Previously, we discussed the differences between AI Model building and AI Inference activities. We also talked about the location sensitivity – latency to requester vs. scale for long running jobs. In this post, we will explore some challenges/solutions inside the data-centers and why each Data Center will have it’s own pool.
This will set the stage for deeper discussions on technology advances and opportunities for a more sustainable future as physical and technical efficiencies are applied to this scale challenge!
DataCenter Short/Medium Capital: Opportunities and Constraints
Everything about the Data Center matters. From the location (cold v. hot climates, as well as power availability), but for now, let’s talk just about what goes inside the Data Centers. We will look at the macros around the long term capital later.
Rack Infrastructure
In high-performance data centers, standard server rack loads typically range from 5 kW to 15 kW, but AI and high-performance computing (HPC) have significantly increased power demands, pushing densities to 30 kW and beyond, with some reaching 100 kW or more per rack. This dramatic increase is driven by the energy-intensive nature of AI workloads and the need for powerful GPUs and accelerators.
Traditional data centers: Often utilize 5-15kW per rack, with some outliers pushing to 20kW.
High-density racks: Specifically designed for AI and HPC, these racks can consume 15 kW to 30 kW or more.
Extreme high-density racks: Some cutting-edge facilities can exceed 30 kW, even reaching 130 kW and beyond.
AI’s Impact on Power Demand
Increased density: AI and HPC workloads require significantly more processing power, leading to higher power densities per rack.
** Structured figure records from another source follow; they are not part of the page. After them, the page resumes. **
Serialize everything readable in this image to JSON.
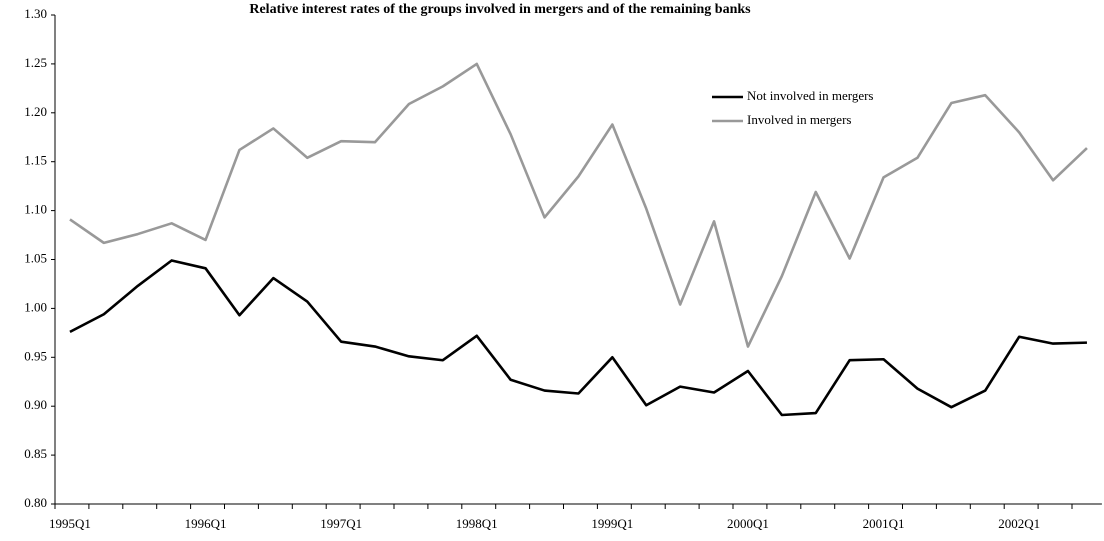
{
  "chart_data": {
    "type": "line",
    "title": "Relative interest rates of the groups involved in mergers and of the remaining banks",
    "categories": [
      "1995Q1",
      null,
      null,
      null,
      "1996Q1",
      null,
      null,
      null,
      "1997Q1",
      null,
      null,
      null,
      "1998Q1",
      null,
      null,
      null,
      "1999Q1",
      null,
      null,
      null,
      "2000Q1",
      null,
      null,
      null,
      "2001Q1",
      null,
      null,
      null,
      "2002Q1",
      null,
      null
    ],
    "series": [
      {
        "name": "Not involved in mergers",
        "color": "#000000",
        "values": [
          0.976,
          0.994,
          1.023,
          1.049,
          1.041,
          0.993,
          1.031,
          1.007,
          0.966,
          0.961,
          0.951,
          0.947,
          0.972,
          0.927,
          0.916,
          0.913,
          0.95,
          0.901,
          0.92,
          0.914,
          0.936,
          0.891,
          0.893,
          0.947,
          0.948,
          0.918,
          0.899,
          0.916,
          0.971,
          0.964,
          0.965
        ]
      },
      {
        "name": "Involved in mergers",
        "color": "#999999",
        "values": [
          1.091,
          1.067,
          1.076,
          1.087,
          1.07,
          1.162,
          1.184,
          1.154,
          1.171,
          1.17,
          1.209,
          1.227,
          1.25,
          1.178,
          1.093,
          1.135,
          1.188,
          1.102,
          1.004,
          1.089,
          0.961,
          1.033,
          1.119,
          1.051,
          1.134,
          1.154,
          1.21,
          1.218,
          1.18,
          1.131,
          1.164
        ]
      }
    ],
    "ylim": [
      0.8,
      1.3
    ],
    "yticks": [
      {
        "value": 0.8,
        "label": "0.80"
      },
      {
        "value": 0.85,
        "label": "0.85"
      },
      {
        "value": 0.9,
        "label": "0.90"
      },
      {
        "value": 0.95,
        "label": "0.95"
      },
      {
        "value": 1.0,
        "label": "1.00"
      },
      {
        "value": 1.05,
        "label": "1.05"
      },
      {
        "value": 1.1,
        "label": "1.10"
      },
      {
        "value": 1.15,
        "label": "1.15"
      },
      {
        "value": 1.2,
        "label": "1.20"
      },
      {
        "value": 1.25,
        "label": "1.25"
      },
      {
        "value": 1.3,
        "label": "1.30"
      }
    ],
    "grid": false,
    "legend": "upper right"
  }
}
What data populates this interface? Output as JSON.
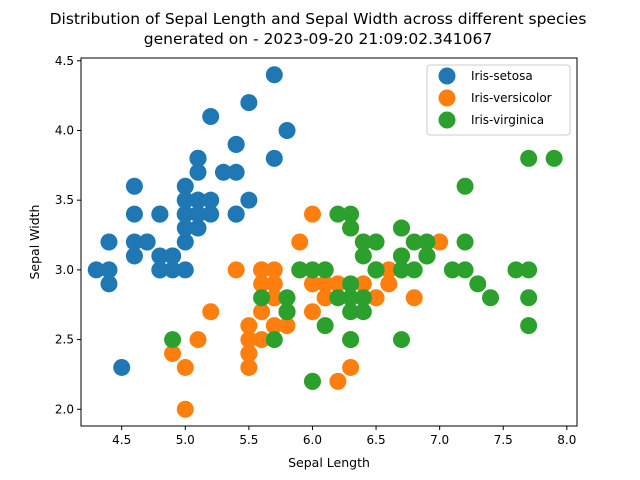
{
  "chart_data": {
    "type": "scatter",
    "title_line1": "Distribution of Sepal Length and Sepal Width across different species",
    "title_line2": "generated on - 2023-09-20 21:09:02.341067",
    "xlabel": "Sepal Length",
    "ylabel": "Sepal Width",
    "xlim": [
      4.18,
      8.08
    ],
    "ylim": [
      1.88,
      4.52
    ],
    "xticks": [
      4.5,
      5.0,
      5.5,
      6.0,
      6.5,
      7.0,
      7.5,
      8.0
    ],
    "xtick_labels": [
      "4.5",
      "5.0",
      "5.5",
      "6.0",
      "6.5",
      "7.0",
      "7.5",
      "8.0"
    ],
    "yticks": [
      2.0,
      2.5,
      3.0,
      3.5,
      4.0,
      4.5
    ],
    "ytick_labels": [
      "2.0",
      "2.5",
      "3.0",
      "3.5",
      "4.0",
      "4.5"
    ],
    "grid": false,
    "legend_position": "top-right",
    "series": [
      {
        "name": "Iris-setosa",
        "color": "#1f77b4",
        "points": [
          [
            5.1,
            3.5
          ],
          [
            4.9,
            3.0
          ],
          [
            4.7,
            3.2
          ],
          [
            4.6,
            3.1
          ],
          [
            5.0,
            3.6
          ],
          [
            5.4,
            3.9
          ],
          [
            4.6,
            3.4
          ],
          [
            5.0,
            3.4
          ],
          [
            4.4,
            2.9
          ],
          [
            4.9,
            3.1
          ],
          [
            5.4,
            3.7
          ],
          [
            4.8,
            3.4
          ],
          [
            4.8,
            3.0
          ],
          [
            4.3,
            3.0
          ],
          [
            5.8,
            4.0
          ],
          [
            5.7,
            4.4
          ],
          [
            5.4,
            3.9
          ],
          [
            5.1,
            3.5
          ],
          [
            5.7,
            3.8
          ],
          [
            5.1,
            3.8
          ],
          [
            5.4,
            3.4
          ],
          [
            5.1,
            3.7
          ],
          [
            4.6,
            3.6
          ],
          [
            5.1,
            3.3
          ],
          [
            4.8,
            3.4
          ],
          [
            5.0,
            3.0
          ],
          [
            5.0,
            3.4
          ],
          [
            5.2,
            3.5
          ],
          [
            5.2,
            3.4
          ],
          [
            4.7,
            3.2
          ],
          [
            4.8,
            3.1
          ],
          [
            5.4,
            3.4
          ],
          [
            5.2,
            4.1
          ],
          [
            5.5,
            4.2
          ],
          [
            4.9,
            3.1
          ],
          [
            5.0,
            3.2
          ],
          [
            5.5,
            3.5
          ],
          [
            4.9,
            3.1
          ],
          [
            4.4,
            3.0
          ],
          [
            5.1,
            3.4
          ],
          [
            5.0,
            3.5
          ],
          [
            4.5,
            2.3
          ],
          [
            4.4,
            3.2
          ],
          [
            5.0,
            3.5
          ],
          [
            5.1,
            3.8
          ],
          [
            4.8,
            3.0
          ],
          [
            5.1,
            3.8
          ],
          [
            4.6,
            3.2
          ],
          [
            5.3,
            3.7
          ],
          [
            5.0,
            3.3
          ]
        ]
      },
      {
        "name": "Iris-versicolor",
        "color": "#ff7f0e",
        "points": [
          [
            7.0,
            3.2
          ],
          [
            6.4,
            3.2
          ],
          [
            6.9,
            3.1
          ],
          [
            5.5,
            2.3
          ],
          [
            6.5,
            2.8
          ],
          [
            5.7,
            2.8
          ],
          [
            6.3,
            3.3
          ],
          [
            4.9,
            2.4
          ],
          [
            6.6,
            2.9
          ],
          [
            5.2,
            2.7
          ],
          [
            5.0,
            2.0
          ],
          [
            5.9,
            3.0
          ],
          [
            6.0,
            2.2
          ],
          [
            6.1,
            2.9
          ],
          [
            5.6,
            2.9
          ],
          [
            6.7,
            3.1
          ],
          [
            5.6,
            3.0
          ],
          [
            5.8,
            2.7
          ],
          [
            6.2,
            2.2
          ],
          [
            5.6,
            2.5
          ],
          [
            5.9,
            3.2
          ],
          [
            6.1,
            2.8
          ],
          [
            6.3,
            2.5
          ],
          [
            6.1,
            2.8
          ],
          [
            6.4,
            2.9
          ],
          [
            6.6,
            3.0
          ],
          [
            6.8,
            2.8
          ],
          [
            6.7,
            3.0
          ],
          [
            6.0,
            2.9
          ],
          [
            5.7,
            2.6
          ],
          [
            5.5,
            2.4
          ],
          [
            5.5,
            2.4
          ],
          [
            5.8,
            2.7
          ],
          [
            6.0,
            2.7
          ],
          [
            5.4,
            3.0
          ],
          [
            6.0,
            3.4
          ],
          [
            6.7,
            3.1
          ],
          [
            6.3,
            2.3
          ],
          [
            5.6,
            3.0
          ],
          [
            5.5,
            2.5
          ],
          [
            5.5,
            2.6
          ],
          [
            6.1,
            3.0
          ],
          [
            5.8,
            2.6
          ],
          [
            5.0,
            2.3
          ],
          [
            5.6,
            2.7
          ],
          [
            5.7,
            3.0
          ],
          [
            5.7,
            2.9
          ],
          [
            6.2,
            2.9
          ],
          [
            5.1,
            2.5
          ],
          [
            5.7,
            2.8
          ]
        ]
      },
      {
        "name": "Iris-virginica",
        "color": "#2ca02c",
        "points": [
          [
            6.3,
            3.3
          ],
          [
            5.8,
            2.7
          ],
          [
            7.1,
            3.0
          ],
          [
            6.3,
            2.9
          ],
          [
            6.5,
            3.0
          ],
          [
            7.6,
            3.0
          ],
          [
            4.9,
            2.5
          ],
          [
            7.3,
            2.9
          ],
          [
            6.7,
            2.5
          ],
          [
            7.2,
            3.6
          ],
          [
            6.5,
            3.2
          ],
          [
            6.4,
            2.7
          ],
          [
            6.8,
            3.0
          ],
          [
            5.7,
            2.5
          ],
          [
            5.8,
            2.8
          ],
          [
            6.4,
            3.2
          ],
          [
            6.5,
            3.0
          ],
          [
            7.7,
            3.8
          ],
          [
            7.7,
            2.6
          ],
          [
            6.0,
            2.2
          ],
          [
            6.9,
            3.2
          ],
          [
            5.6,
            2.8
          ],
          [
            7.7,
            2.8
          ],
          [
            6.3,
            2.7
          ],
          [
            6.7,
            3.3
          ],
          [
            7.2,
            3.2
          ],
          [
            6.2,
            2.8
          ],
          [
            6.1,
            3.0
          ],
          [
            6.4,
            2.8
          ],
          [
            7.2,
            3.0
          ],
          [
            7.4,
            2.8
          ],
          [
            7.9,
            3.8
          ],
          [
            6.4,
            2.8
          ],
          [
            6.3,
            2.8
          ],
          [
            6.1,
            2.6
          ],
          [
            7.7,
            3.0
          ],
          [
            6.3,
            3.4
          ],
          [
            6.4,
            3.1
          ],
          [
            6.0,
            3.0
          ],
          [
            6.9,
            3.1
          ],
          [
            6.7,
            3.1
          ],
          [
            6.9,
            3.1
          ],
          [
            5.8,
            2.7
          ],
          [
            6.8,
            3.2
          ],
          [
            6.7,
            3.3
          ],
          [
            6.7,
            3.0
          ],
          [
            6.3,
            2.5
          ],
          [
            6.5,
            3.0
          ],
          [
            6.2,
            3.4
          ],
          [
            5.9,
            3.0
          ]
        ]
      }
    ]
  }
}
GPU intensive: AI models, particularly those involving large language models, rely heavily on GPUs, which are known for their high-power consumption during both model development, model fine-tuning and during inference operations
Cooling challenges: Higher power densities create thermal challenges, requiring more advanced cooling solutions, such as liquid cooling, to maintain optimal operating temperatures and as power increases so does heat.
Escalating energy consumption: The overall energy consumption of AI-focused data centers is rapidly increasing, with some projections showing AI consuming a substantial portion of global data center energy.
Examples
- NVIDIA’s A100 GPUs can consume up to 10 kW per server, according to LinkedIn.
- Some AI-enabled data centers are seeing rack densities of 100kW or more.
- Hyperscale providers are already operating servers at higher power needs, with average power consumption ranging from 12-20 kW but upcoming Data Centers for 2025 are being spec’d at >100kW/Rack.
- The NVIDIA’s DGX systems, such as the NVL72 can unite 72 Blackwell GPUs in a single rack-scale system. This configuration is rated at an astonishing 132kW per rack
Innovation Inside the Data Center
With these huge power demands and associated heat dissipation, the modern AI Data Centers are being purpose built for new power distribution and heat dissipation [cooling] strategies.
- Direct Liquid Cooling (DLC) and immersion cooling have become essential for managing the extreme heat generated by these powerful systems. DLC involves circulating a chilled liquid directly to the processing chips through cold plates, while immersion cooling involves submerging servers in a non-conductive dielectric fluid. These methods are far more efficient than traditional air cooling and are critical for maintaining the operational stability of such high-density racks.
- The challenges aren’t limited to cooling. These racks also demand significant advancements in power distribution, as a few rows of these systems can consume as much power as an entire data hall filled with traditional racks. This requires new power distribution units (PDUs) and power management systems that can handle the massive current draws and ensure stable power delivery.
- Ultimately, the most powerful racks are not just about the hardware they contain but also the entire ecosystem of power delivery, cooling, and infrastructure designed to support them!
- The following video explains how liquid cooling technology is being used to support the intense heat and power demands of AI workloads in data centers.
- Liquid Cooling Technology in Data Centers: How It Supports AI Workloads
So What’s Coming in the Data Centers of the Future?
The trend towards higher rack densities is expected to continue as AI and HPC workloads become more prevalent [CoreSite].
Data centers will need to adapt by implementing more efficient cooling technologies and power distribution systems.
- Advanced liquid cooling including rack scale, server and chip distribution and quick connect systems
- Direct Liquid Cooling
- Micro filtration to prevent jet fouling
- Highly managed and more sustainable water lagoons to depressurize impact on public water facilities
New Locations, and more specialization -> training/model building data centers near power exporters, inference centers smaller, and closer to populations. Data Gravity and Latency Sensitivity continue to drive critical decisions with equivalence to physical constraints: power, water, space.
And, let’s not forget the critical people aspects of these changes! We need more electricians and plumbers and frequently with physics (E-MAG), analytics and even software skills – there is a new control plane arriving, and we need people to build, optimize and operate it!